A spokeswoman for Radio 2 said: “The family have their privacy and we respect that, and we support them at this time, but there isn’t anything to add to the statement.”
Asked if the BBC planned to apologise, she said: “We have put out the statement that the family read and were happy with. That is the statement as it stands.”
Earlier, BBC Radio 2 played Sounds of the 60s’ signature tune, Foot Tapper by the Shadows, as a tribute to Matthew. It quoted a statement from his family that said: “Our beloved Brian Matthew passed away last night.”
Speaking on his Radio 2 show after Matthew’s death was incorrectly announced, Jeremy Vine told his audience that his colleague was a “much loved and much respected Radio 2 presenter”.
The BBC was criticised this year by Matthew’s fans after it decided to replace him citing concerns about his health after a fall. Matthew had dismissed the suggestion that he was too ill to present the programme as “absolute balderdash”.
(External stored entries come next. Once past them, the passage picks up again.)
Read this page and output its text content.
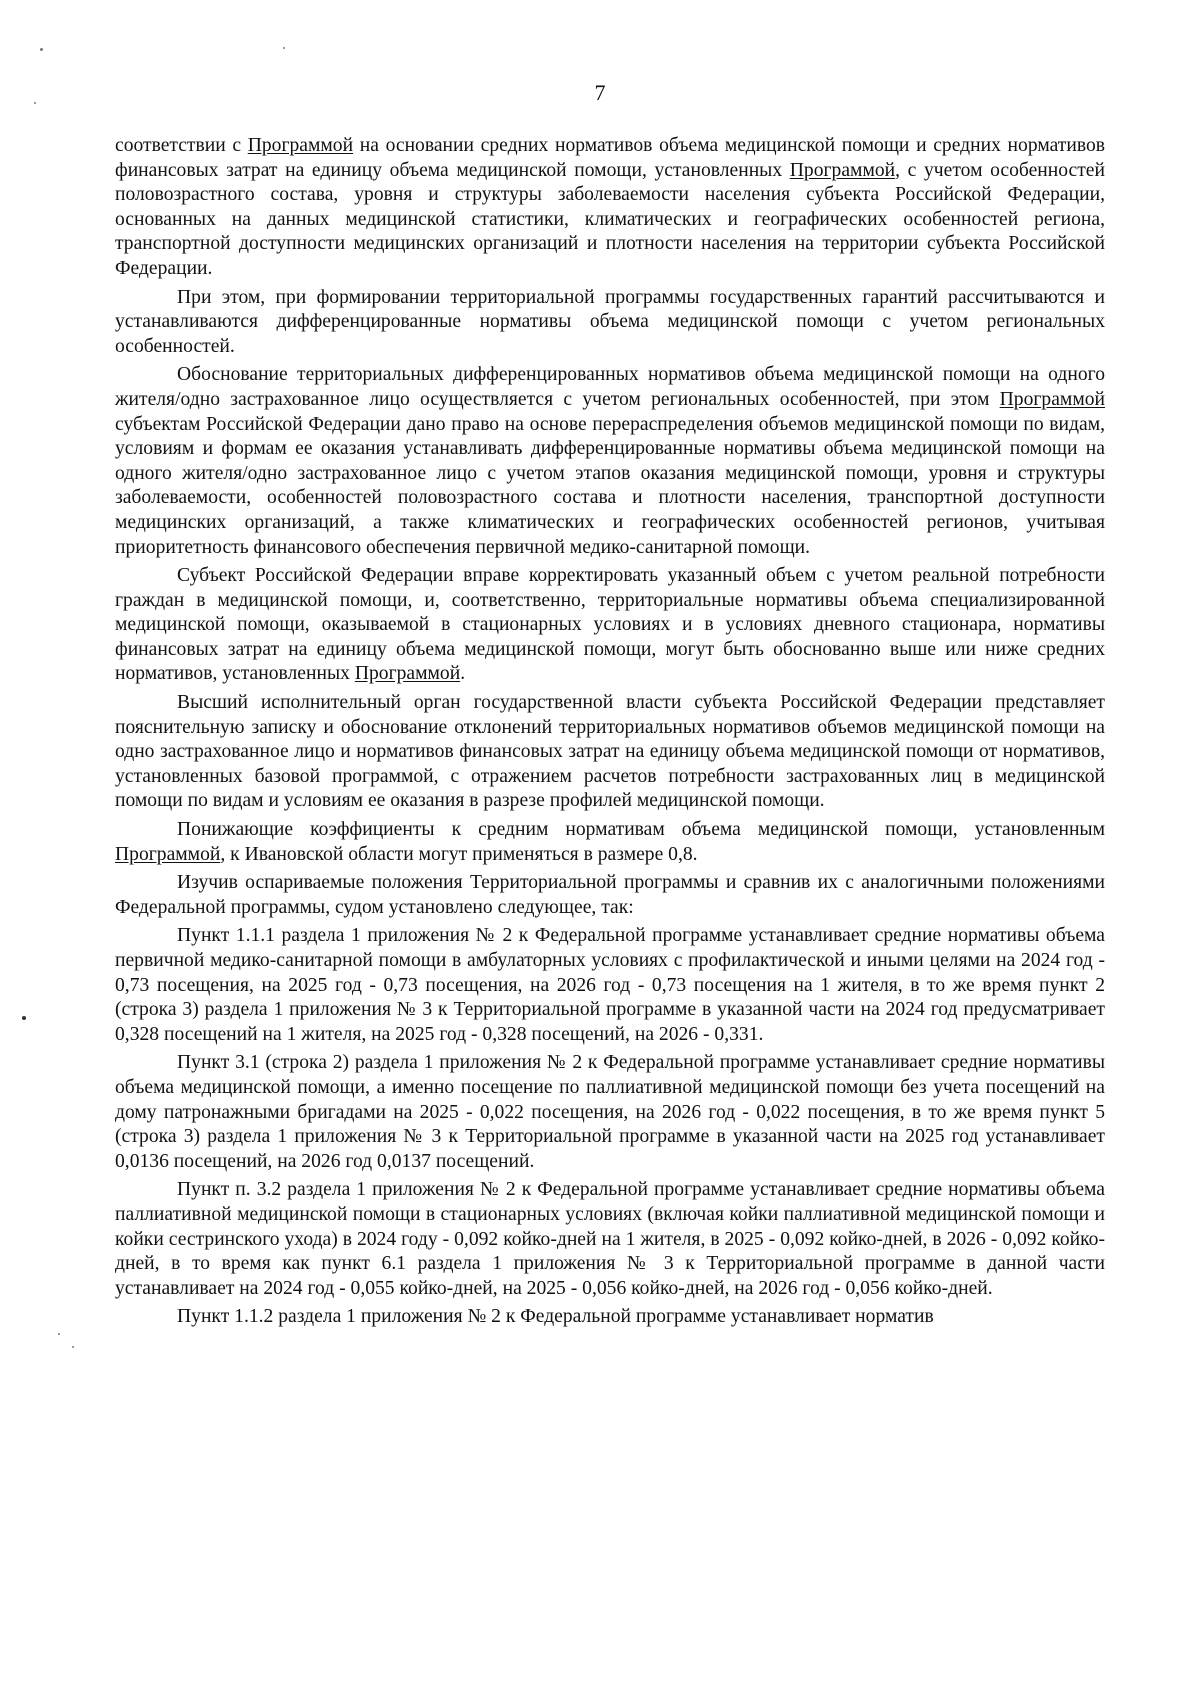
7

соответствии с Программой на основании средних нормативов объема медицинской помощи и средних нормативов финансовых затрат на единицу объема медицинской помощи, установленных Программой, с учетом особенностей половозрастного состава, уровня и структуры заболеваемости населения субъекта Российской Федерации, основанных на данных медицинской статистики, климатических и географических особенностей региона, транспортной доступности медицинских организаций и плотности населения на территории субъекта Российской Федерации.

При этом, при формировании территориальной программы государственных гарантий рассчитываются и устанавливаются дифференцированные нормативы объема медицинской помощи с учетом региональных особенностей.

Обоснование территориальных дифференцированных нормативов объема медицинской помощи на одного жителя/одно застрахованное лицо осуществляется с учетом региональных особенностей, при этом Программой субъектам Российской Федерации дано право на основе перераспределения объемов медицинской помощи по видам, условиям и формам ее оказания устанавливать дифференцированные нормативы объема медицинской помощи на одного жителя/одно застрахованное лицо с учетом этапов оказания медицинской помощи, уровня и структуры заболеваемости, особенностей половозрастного состава и плотности населения, транспортной доступности медицинских организаций, а также климатических и географических особенностей регионов, учитывая приоритетность финансового обеспечения первичной медико-санитарной помощи.

Субъект Российской Федерации вправе корректировать указанный объем с учетом реальной потребности граждан в медицинской помощи, и, соответственно, территориальные нормативы объема специализированной медицинской помощи, оказываемой в стационарных условиях и в условиях дневного стационара, нормативы финансовых затрат на единицу объема медицинской помощи, могут быть обоснованно выше или ниже средних нормативов, установленных Программой.

Высший исполнительный орган государственной власти субъекта Российской Федерации представляет пояснительную записку и обоснование отклонений территориальных нормативов объемов медицинской помощи на одно застрахованное лицо и нормативов финансовых затрат на единицу объема медицинской помощи от нормативов, установленных базовой программой, с отражением расчетов потребности застрахованных лиц в медицинской помощи по видам и условиям ее оказания в разрезе профилей медицинской помощи.

Понижающие коэффициенты к средним нормативам объема медицинской помощи, установленным Программой, к Ивановской области могут применяться в размере 0,8.

Изучив оспариваемые положения Территориальной программы и сравнив их с аналогичными положениями Федеральной программы, судом установлено следующее, так:

Пункт 1.1.1 раздела 1 приложения № 2 к Федеральной программе устанавливает средние нормативы объема первичной медико-санитарной помощи в амбулаторных условиях с профилактической и иными целями на 2024 год - 0,73 посещения, на 2025 год - 0,73 посещения, на 2026 год - 0,73 посещения на 1 жителя, в то же время пункт 2 (строка 3) раздела 1 приложения № 3 к Территориальной программе в указанной части на 2024 год предусматривает 0,328 посещений на 1 жителя, на 2025 год - 0,328 посещений, на 2026 - 0,331.

Пункт 3.1 (строка 2) раздела 1 приложения № 2 к Федеральной программе устанавливает средние нормативы объема медицинской помощи, а именно посещение по паллиативной медицинской помощи без учета посещений на дому патронажными бригадами на 2025 - 0,022 посещения, на 2026 год - 0,022 посещения, в то же время пункт 5 (строка 3) раздела 1 приложения № 3 к Территориальной программе в указанной части на 2025 год устанавливает 0,0136 посещений, на 2026 год 0,0137 посещений.

Пункт п. 3.2 раздела 1 приложения № 2 к Федеральной программе устанавливает средние нормативы объема паллиативной медицинской помощи в стационарных условиях (включая койки паллиативной медицинской помощи и койки сестринского ухода) в 2024 году - 0,092 койко-дней на 1 жителя, в 2025 - 0,092 койко-дней, в 2026 - 0,092 койко-дней, в то время как пункт 6.1 раздела 1 приложения № 3 к Территориальной программе в данной части устанавливает на 2024 год - 0,055 койко-дней, на 2025 - 0,056 койко-дней, на 2026 год - 0,056 койко-дней.

Пункт 1.1.2 раздела 1 приложения № 2 к Федеральной программе устанавливает норматив
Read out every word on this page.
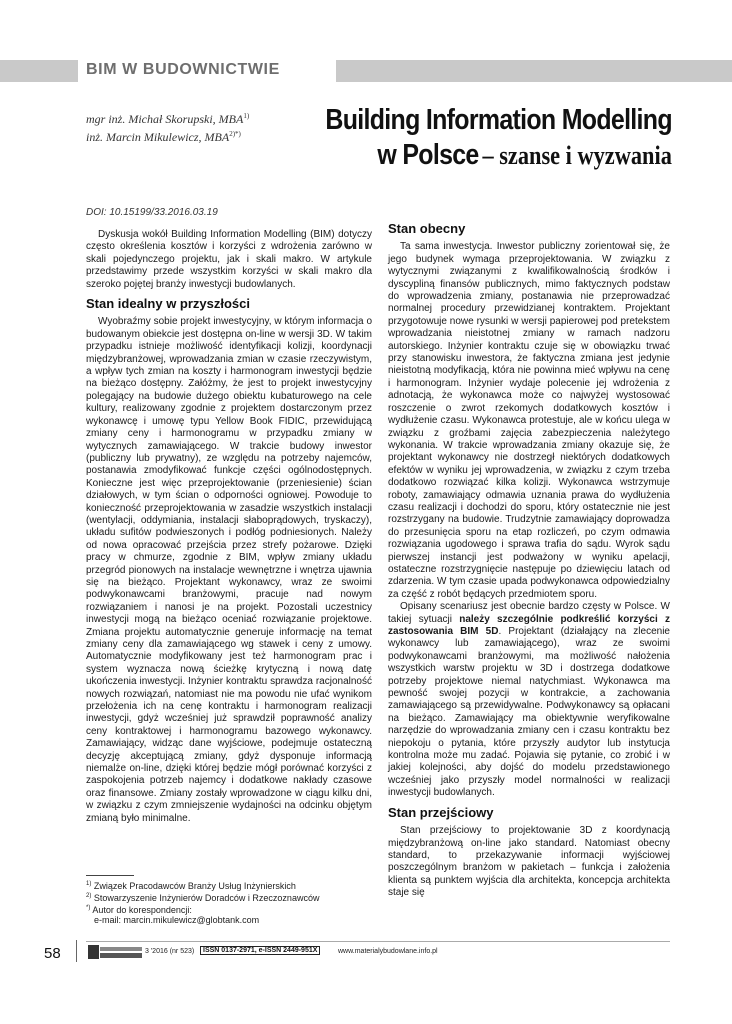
BIM W BUDOWNICTWIE
mgr inż. Michał Skorupski, MBA$^{1)}$
inż. Marcin Mikulewicz, $MBA^{2)*)}$	Building Information Modelling
w Polsce – szanse i wyzwania
DOI: 10.15199/33.2016.03.19

Dyskusja wokół Building Information Modelling (BIM) dotyczy często określenia kosztów i korzyści z wdrożenia zarówno w skali pojedynczego projektu, jak i skali makro. W artykule przedstawimy przede wszystkim korzyści w skali makro dla szeroko pojętej branży inwestycji budowlanych.

Stan idealny w przyszłości

Wyobraźmy sobie projekt inwestycyjny, w którym informacja o budowanym obiekcie jest dostępna on-line w wersji 3D. W takim przypadku istnieje możliwość identyfikacji kolizji, koordynacji międzybranżowej, wprowadzania zmian w czasie rzeczywistym, a wpływ tych zmian na koszty i harmonogram inwestycji będzie na bieżąco dostępny. Załóżmy, że jest to projekt inwestycyjny polegający na budowie dużego obiektu kubaturowego na cele kultury, realizowany zgodnie z projektem dostarczonym przez wykonawcę i umowę typu Yellow Book FIDIC, przewidującą zmiany ceny i harmonogramu w przypadku zmiany w wytycznych zamawiającego. W trakcie budowy inwestor (publiczny lub prywatny), ze względu na potrzeby najemców, postanawia zmodyfikować funkcje części ogólnodostępnych. Konieczne jest więc przeprojektowanie (przeniesienie) ścian działowych, w tym ścian o odporności ogniowej. Powoduje to konieczność przeprojektowania w zasadzie wszystkich instalacji (wentylacji, oddymiania, instalacji słaboprądowych, tryskaczy), układu sufitów podwieszonych i podłóg podniesionych. Należy od nowa opracować przejścia przez strefy pożarowe. Dzięki pracy w chmurze, zgodnie z BIM, wpływ zmiany układu przegród pionowych na instalacje wewnętrzne i wnętrza ujawnia się na bieżąco. Projektant wykonawcy, wraz ze swoimi podwykonawcami branżowymi, pracuje nad nowym rozwiązaniem i nanosi je na projekt. Pozostali uczestnicy inwestycji mogą na bieżąco oceniać rozwiązanie projektowe. Zmiana projektu automatycznie generuje informację na temat zmiany ceny dla zamawiającego wg stawek i ceny z umowy. Automatycznie modyfikowany jest też harmonogram prac i system wyznacza nową ścieżkę krytyczną i nową datę ukończenia inwestycji. Inżynier kontraktu sprawdza racjonalność nowych rozwiązań, natomiast nie ma powodu nie ufać wynikom przełożenia ich na cenę kontraktu i harmonogram realizacji inwestycji, gdyż wcześniej już sprawdził poprawność analizy ceny kontraktowej i harmonogramu bazowego wykonawcy. Zamawiający, widząc dane wyjściowe, podejmuje ostateczną decyzję akceptującą zmiany, gdyż dysponuje informacją niemalże on-line, dzięki której będzie mógł porównać korzyści z zaspokojenia potrzeb najemcy i dodatkowe nakłady czasowe oraz finansowe. Zmiany zostały wprowadzone w ciągu kilku dni, w związku z czym zmniejszenie wydajności na odcinku objętym zmianą było minimalne.

Stan obecny

Ta sama inwestycja. Inwestor publiczny zorientował się, że jego budynek wymaga przeprojektowania. W związku z wytycznymi związanymi z kwalifikowalnością środków i dyscypliną finansów publicznych, mimo faktycznych podstaw do wprowadzenia zmiany, postanawia nie przeprowadzać normalnej procedury przewidzianej kontraktem. Projektant przygotowuje nowe rysunki w wersji papierowej pod pretekstem wprowadzania nieistotnej zmiany w ramach nadzoru autorskiego. Inżynier kontraktu czuje się w obowiązku trwać przy stanowisku inwestora, że faktyczna zmiana jest jedynie nieistotną modyfikacją, która nie powinna mieć wpływu na cenę i harmonogram. Inżynier wydaje polecenie jej wdrożenia z adnotacją, że wykonawca może co najwyżej wystosować roszczenie o zwrot rzekomych dodatkowych kosztów i wydłużenie czasu. Wykonawca protestuje, ale w końcu ulega w związku z groźbami zajęcia zabezpieczenia należytego wykonania. W trakcie wprowadzania zmiany okazuje się, że projektant wykonawcy nie dostrzegł niektórych dodatkowych efektów w wyniku jej wprowadzenia, w związku z czym trzeba dodatkowo rozwiązać kilka kolizji. Wykonawca wstrzymuje roboty, zamawiający odmawia uznania prawa do wydłużenia czasu realizacji i dochodzi do sporu, który ostatecznie nie jest rozstrzygany na budowie. Trudzytnie zamawiający doprowadza do przesunięcia sporu na etap rozliczeń, po czym odmawia rozwiązania ugodowego i sprawa trafia do sądu. Wyrok sądu pierwszej instancji jest podważony w wyniku apelacji, ostateczne rozstrzygnięcie następuje po dziewięciu latach od zdarzenia. W tym czasie upada podwykonawca odpowiedzialny za część z robót będących przedmiotem sporu.

Opisany scenariusz jest obecnie bardzo częsty w Polsce. W takiej sytuacji należy szczególnie podkreślić korzyści z zastosowania BIM 5D. Projektant (działający na zlecenie wykonawcy lub zamawiającego), wraz ze swoimi podwykonawcami branżowymi, ma możliwość nałożenia wszystkich warstw projektu w 3D i dostrzega dodatkowe potrzeby projektowe niemal natychmiast. Wykonawca ma pewność swojej pozycji w kontrakcie, a zachowania zamawiającego są przewidywalne. Podwykonawcy są opłacani na bieżąco. Zamawiający ma obiektywnie weryfikowalne narzędzie do wprowadzania zmiany cen i czasu kontraktu bez niepokoju o pytania, które przyszły audytor lub instytucja kontrolna może mu zadać. Pojawia się pytanie, co zrobić i w jakiej kolejności, aby dojść do modelu przedstawionego wcześniej jako przyszły model normalności w realizacji inwestycji budowlanych.

Stan przejściowy

Stan przejściowy to projektowanie 3D z koordynacją międzybranżową on-line jako standard. Natomiast obecny standard, to przekazywanie informacji wyjściowej poszczególnym branżom w pakietach – funkcja i założenia klienta są punktem wyjścia dla architekta, koncepcja architekta staje się

$^{1)}$ Związek Pracodawców Branży Usług Inżynierskich
$^{2)}$ Stowarzyszenie Inżynierów Doradców i Rzeczoznawców
*) Autor do korespondencji:
e-mail: marcin.mikulewicz@globtank.com
58	3 '2016 (nr 523)	ISSN 0137-2971, e-ISSN 2449-951X	www.materialybudowlane.info.pl
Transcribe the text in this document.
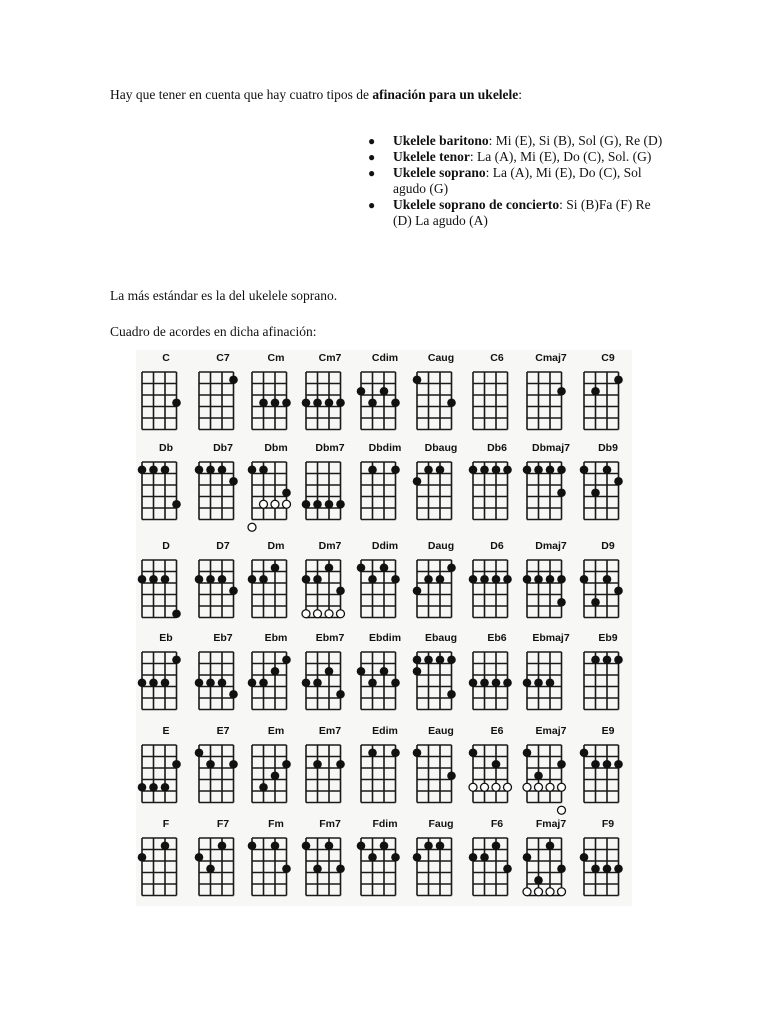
Hay que tener en cuenta que hay cuatro tipos de afinación para un ukelele:

● Ukelele baritono: Mi (E), Si (B), Sol (G), Re (D)
● Ukelele tenor: La (A), Mi (E), Do (C), Sol. (G)
● Ukelele soprano: La (A), Mi (E), Do (C), Sol agudo (G)
● Ukelele soprano de concierto: Si (B)Fa (F) Re (D) La agudo (A)

La más estándar es la del ukelele soprano.

Cuadro de acordes en dicha afinación:

C	C7	Cm	Cm7	Cdim	Caug	C6	Cmaj7	C9
Db	Db7	Dbm	Dbm7	Dbdim	Dbaug	Db6	Dbmaj7	Db9
D	D7	Dm	Dm7	Ddim	Daug	D6	Dmaj7	D9
Eb	Eb7	Ebm	Ebm7	Ebdim	Ebaug	Eb6	Ebmaj7	Eb9
E	E7	Em	Em7	Edim	Eaug	E6	Emaj7	E9
F	F7	Fm	Fm7	Fdim	Faug	F6	Fmaj7	F9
He last presented the show on 25 February and was due to record a farewell edition to be broadcast over Easter. Instead Radio 2 had scheduled a tribute programme to Matthew to be broadcast on Friday, and presented by the station’s former controller Jim Moir.
The correction came after the director-general, Tony Hall, had led tributes to the veteran DJ.
Earlier on Wednesday the BBC had issued a statement on behalf of Matthew’s family saying: “Our beloved Brian Matthew passed away last night. We ask that our privacy is respected at this time.”
The BBC was criticised for wrongly announcing Matthew’s death. The Nottingham-based author David Belbin tweeted:
Unbelievable. How much more damage does the BBC want to do to Brian Matthew's family? https://t.co/pgCBsmQa6j— David Belbin (@DBelbin) April 5, 2017
Many linked the mistake with what was seen as premature decision to replace Matthew as a presenter.
"Brian Matthew has quit the BBC".— Matthew Rudd (@MatthewJRudd) April 5, 2017
"No I haven't".
"Brian Matthew has died".
"No I haven't".
Vine accepted that he might have to “get on his bike” after the mistake.
Matthew’s career at the BBC started in 1954 on the Light Programme, at a time when the broadcaster rarely played pop music. He was one of the first DJs on Radio 2, and hosted including shows including Saturday Club, Thank Your Lucky Stars and Late Night Extra.
Before Sounds of the 60s, he was best known for the long-running Round Midnight programme, which won the 1987 Pulitzer Publishing award.
• This article replaces an earlier one that was published before the BBC had clarified that Brian Matthew was critically ill but alive.